Can’t I Do This With Core Java?
This is by far the most commonly asked question. The answer is always the same: of course, you can! A solution using only core Java would be easier to digest for someone without a background in functional programming. The only dependency of RxJava is the reactive-streams API since it implements everything using only core Java. Experience tells us that developing responsive applications is not always as simple as the example above. It is unlikely that responsiveness is your application’s only need. Scalability and high availability are also necessary. Usually, there is more than one query in the database as well as many requests to other services. When taking those factors into account, the application will need to use thread pools, Executors, and Future objects. The blend of all these technologies in big projects tends to create messy and disorganized code. This causes you to neglect performance; instead, you’re pre-occupied with worry over whether the next commit will break the system. Tests are much more difficult to implement now because you have so many variables that tuning your application has more to do with instinct than with logic. With the use of reactive-streams and RxJava, you get an implementation of Reactive Streams with many compositional patterns, testing utilities, and an open source community to help you achieve responsiveness, resilience, and scalability throughout all layers of your Microservice.
Why RxJava And Not X ?
That is typically matter of personal choice as well as an analysis of the requirements of the product you are trying to build and how comfortable your team is with the technology. The fact that Reactive Extensions are available in many different languages and that the Java version is very lightweight and can be used alongside other frameworks are points to consider. However, Reactor and Akka Streams are also great tools. Therefore, it is recommended that you experiment with both of them to see which one you are most comfortable using.

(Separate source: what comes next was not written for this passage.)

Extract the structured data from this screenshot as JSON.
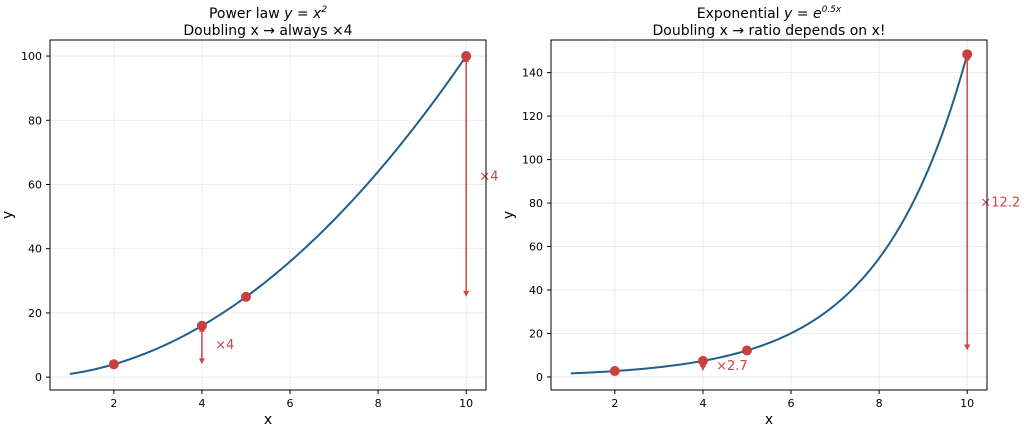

The RxJava learning curve can be a little steep, especially if you do not have a background in functional programming and knowledge of functional operators. Debugging is more complicated because now you have RxJava operators wrapping your method calls, and you are using method references and lambdas. You will struggle with your IDE a bit in the beginning until you can determine the parameters and the return type of your streams. Like every technology, RxJava and Reactive Streams are not always the best tools to use to solve every problem. They are an elegant way to work with asynchronous streams of data, but you should definitely analyze your system requirements to determine whether it is a good fit for your problem.
12This example uses Java 8, so the Publisher is the one available in https://github.com/reactive-streams/reactive-streams-jvm/tree/v1.0.1
13https://www.datastax.com/dev/blog/java-driver-async-queries, Case study: multi-partition query, a.k.a. "client-side SELECT...IN"
Mauro Moura is a Software Engineer at Avenue Code. He is a researcher and is passionate about software architecture, clean code, and performance tuning.